BinaryOptionRanking symbolBinaryOptionRanking
GlossaryMarkets & assets

Actual value

The released result of an economic event, shown beside forecast and previous values in a calendar.

Binary options glossary definition visual
Direct answer

Where this term appears

This term may appear in the asset list, chart header, market schedule, symbol information, price-source note, or contract history. Match the symbol and timestamp before comparing it with an external chart.

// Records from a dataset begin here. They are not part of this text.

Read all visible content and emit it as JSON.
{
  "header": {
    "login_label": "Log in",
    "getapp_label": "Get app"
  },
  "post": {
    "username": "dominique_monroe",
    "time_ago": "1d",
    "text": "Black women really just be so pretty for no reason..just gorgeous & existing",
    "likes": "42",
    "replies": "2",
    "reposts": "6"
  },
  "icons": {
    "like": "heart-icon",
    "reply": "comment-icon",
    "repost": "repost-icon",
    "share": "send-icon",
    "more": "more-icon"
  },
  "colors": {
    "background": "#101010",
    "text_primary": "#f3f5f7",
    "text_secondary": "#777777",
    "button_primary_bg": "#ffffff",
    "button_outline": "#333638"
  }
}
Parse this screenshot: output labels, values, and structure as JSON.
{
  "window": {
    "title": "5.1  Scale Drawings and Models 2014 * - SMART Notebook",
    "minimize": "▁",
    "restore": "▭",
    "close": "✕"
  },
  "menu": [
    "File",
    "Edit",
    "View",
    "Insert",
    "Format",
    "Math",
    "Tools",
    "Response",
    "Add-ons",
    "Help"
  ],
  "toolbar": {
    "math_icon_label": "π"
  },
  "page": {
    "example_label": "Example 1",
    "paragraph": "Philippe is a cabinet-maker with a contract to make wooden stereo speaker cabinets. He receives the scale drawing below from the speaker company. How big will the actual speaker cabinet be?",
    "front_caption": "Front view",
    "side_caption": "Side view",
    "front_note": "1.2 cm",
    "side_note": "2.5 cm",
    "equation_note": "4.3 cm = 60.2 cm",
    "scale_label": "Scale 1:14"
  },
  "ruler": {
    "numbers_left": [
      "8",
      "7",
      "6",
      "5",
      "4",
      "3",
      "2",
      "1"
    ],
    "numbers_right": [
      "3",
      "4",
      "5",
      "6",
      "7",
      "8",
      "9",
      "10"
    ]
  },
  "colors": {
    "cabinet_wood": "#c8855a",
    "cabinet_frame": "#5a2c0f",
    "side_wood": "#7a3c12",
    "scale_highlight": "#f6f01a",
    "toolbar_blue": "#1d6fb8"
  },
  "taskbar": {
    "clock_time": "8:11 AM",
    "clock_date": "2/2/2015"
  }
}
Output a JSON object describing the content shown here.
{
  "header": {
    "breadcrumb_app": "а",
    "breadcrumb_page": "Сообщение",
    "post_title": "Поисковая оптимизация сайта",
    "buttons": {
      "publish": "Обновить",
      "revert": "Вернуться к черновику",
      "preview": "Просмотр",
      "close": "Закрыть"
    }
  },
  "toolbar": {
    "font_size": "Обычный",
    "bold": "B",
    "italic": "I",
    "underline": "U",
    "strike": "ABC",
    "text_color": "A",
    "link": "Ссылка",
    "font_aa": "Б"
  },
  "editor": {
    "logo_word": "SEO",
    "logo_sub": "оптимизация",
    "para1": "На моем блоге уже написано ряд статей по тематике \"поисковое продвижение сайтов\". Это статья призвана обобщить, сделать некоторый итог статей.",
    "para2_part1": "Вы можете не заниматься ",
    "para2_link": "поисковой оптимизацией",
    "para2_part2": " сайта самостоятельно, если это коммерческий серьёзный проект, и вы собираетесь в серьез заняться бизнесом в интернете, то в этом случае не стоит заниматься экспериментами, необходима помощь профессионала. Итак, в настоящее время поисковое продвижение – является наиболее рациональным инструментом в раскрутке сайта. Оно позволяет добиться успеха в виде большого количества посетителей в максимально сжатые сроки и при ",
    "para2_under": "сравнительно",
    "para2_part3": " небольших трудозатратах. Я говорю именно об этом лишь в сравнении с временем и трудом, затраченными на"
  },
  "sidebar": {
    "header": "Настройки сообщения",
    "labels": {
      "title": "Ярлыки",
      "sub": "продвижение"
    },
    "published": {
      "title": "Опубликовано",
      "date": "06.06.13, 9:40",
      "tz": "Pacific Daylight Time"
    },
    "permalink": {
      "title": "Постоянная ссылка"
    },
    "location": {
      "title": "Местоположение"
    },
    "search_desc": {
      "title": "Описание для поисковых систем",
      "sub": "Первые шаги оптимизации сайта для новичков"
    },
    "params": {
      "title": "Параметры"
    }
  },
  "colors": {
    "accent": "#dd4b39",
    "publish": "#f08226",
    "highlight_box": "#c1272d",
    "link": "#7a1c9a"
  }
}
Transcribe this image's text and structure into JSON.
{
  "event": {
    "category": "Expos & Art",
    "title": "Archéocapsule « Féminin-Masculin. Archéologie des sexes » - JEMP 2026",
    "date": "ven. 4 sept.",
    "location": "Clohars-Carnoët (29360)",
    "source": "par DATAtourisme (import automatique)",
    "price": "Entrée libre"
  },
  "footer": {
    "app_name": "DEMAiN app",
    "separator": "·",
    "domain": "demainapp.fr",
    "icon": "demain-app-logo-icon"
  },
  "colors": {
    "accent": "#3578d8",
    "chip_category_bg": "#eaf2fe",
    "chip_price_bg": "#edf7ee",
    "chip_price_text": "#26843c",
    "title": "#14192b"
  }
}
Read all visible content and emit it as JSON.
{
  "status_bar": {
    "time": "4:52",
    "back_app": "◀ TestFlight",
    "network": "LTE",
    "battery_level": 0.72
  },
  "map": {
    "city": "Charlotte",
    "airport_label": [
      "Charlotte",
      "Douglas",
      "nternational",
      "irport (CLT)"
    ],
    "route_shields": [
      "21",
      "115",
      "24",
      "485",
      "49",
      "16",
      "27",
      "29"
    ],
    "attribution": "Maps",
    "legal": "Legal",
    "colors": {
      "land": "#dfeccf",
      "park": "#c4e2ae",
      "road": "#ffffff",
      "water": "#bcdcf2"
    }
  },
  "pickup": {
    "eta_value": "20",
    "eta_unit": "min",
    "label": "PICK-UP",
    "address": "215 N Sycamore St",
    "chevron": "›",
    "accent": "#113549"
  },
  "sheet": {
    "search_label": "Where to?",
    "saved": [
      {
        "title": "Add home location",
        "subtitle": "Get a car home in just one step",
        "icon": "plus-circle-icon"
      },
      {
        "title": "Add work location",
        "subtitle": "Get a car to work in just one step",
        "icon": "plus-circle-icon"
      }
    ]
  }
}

Use the definition above together with the exact value, condition, timestamp, account, product, or payment context shown by the broker.

Do not confuse

How Actual value differs from related terms

Actual value is often researched beside Forecast value and Previous value and Economic calendar. The labels can appear in the same workflow, but they do not describe the same field or condition.

01
Forecast value

The market consensus estimate for an economic release before the actual value is published.

02
Previous value

The prior reported result for an economic indicator before the next release.

03
Economic calendar

A schedule of macroeconomic releases used to understand event timing and volatility context, not trade direction.

Practical use

Tie the state to one written settlement rule

Actual value means the released result of an economic event, shown beside forecast and previous values in a calendar. A contract state describes the relationship between the observed settlement value and the contract condition. It is not a forecast and may change when equality, rounding, quote side, or path observation is defined differently.

A neutral example

Save the exact condition, strike or barriers, final stored value, displayed precision, and whether equality is strict, inclusive, refunded, or void. Reconstruct the label from those fields.

01
Condition

The governing above, below, equal, touch, range, or void rule.

02
Final value

The unrounded settlement record and the quote source or calculation used.

03
Result

The history entry showing cash outcome, refund, correction, and status.

In a broker review

How to use Actual value in a comparison

In a broker review, do not read Actual value in isolation. Match the broker's own definition to the relevant contract, account, pricing, payment, or platform screen and record the condition that changes its meaning.

Comparison context

Why it matters when comparing brokers

How to use this term

Asset count is meaningful only when the underlying market, price source, trading hours, and weekend or after-hours treatment are clear. Separate real-market references from broker-priced OTC instruments and proprietary synthetic markets.

What it does not prove

A recognizable asset name does not guarantee that two brokers use the same market venue, bid/ask basis, trading session, or settlement price source.

Broker checklist

What to verify

Check these points on the broker's product screen, account flow, terms, or help pages.

01
Underlying market

Confirm the underlying instrument, currency pair, index, commodity, stock, or crypto reference.

02
Market-data source

Look for a named venue, provider, benchmark, or clearly explained proprietary model.

03
Trading availability

Check regular sessions, weekends, holidays, maintenance, and after-hours availability.

04
Market type

Distinguish real-market, OTC, derived, and synthetic symbols before comparing coverage.

Quick answers

Common questions

Short answers for users comparing binary options brokers and account conditions.

What is Actual value commonly compared with?

Actual value is commonly compared with Forecast value. Forecast value means: The market consensus estimate for an economic release before the actual value is published.

Why does this term matter when comparing brokers?

Asset count is meaningful only when the underlying market, price source, trading hours, and weekend or after-hours treatment are clear. Separate real-market references from broker-priced OTC instruments and proprietary synthetic markets.

What should I check when comparing this feature?

A recognizable asset name does not guarantee that two brokers use the same market venue, bid/ask basis, trading session, or settlement price source. Check the broker's definition, applicable terms, and account or product screen before relying on the label.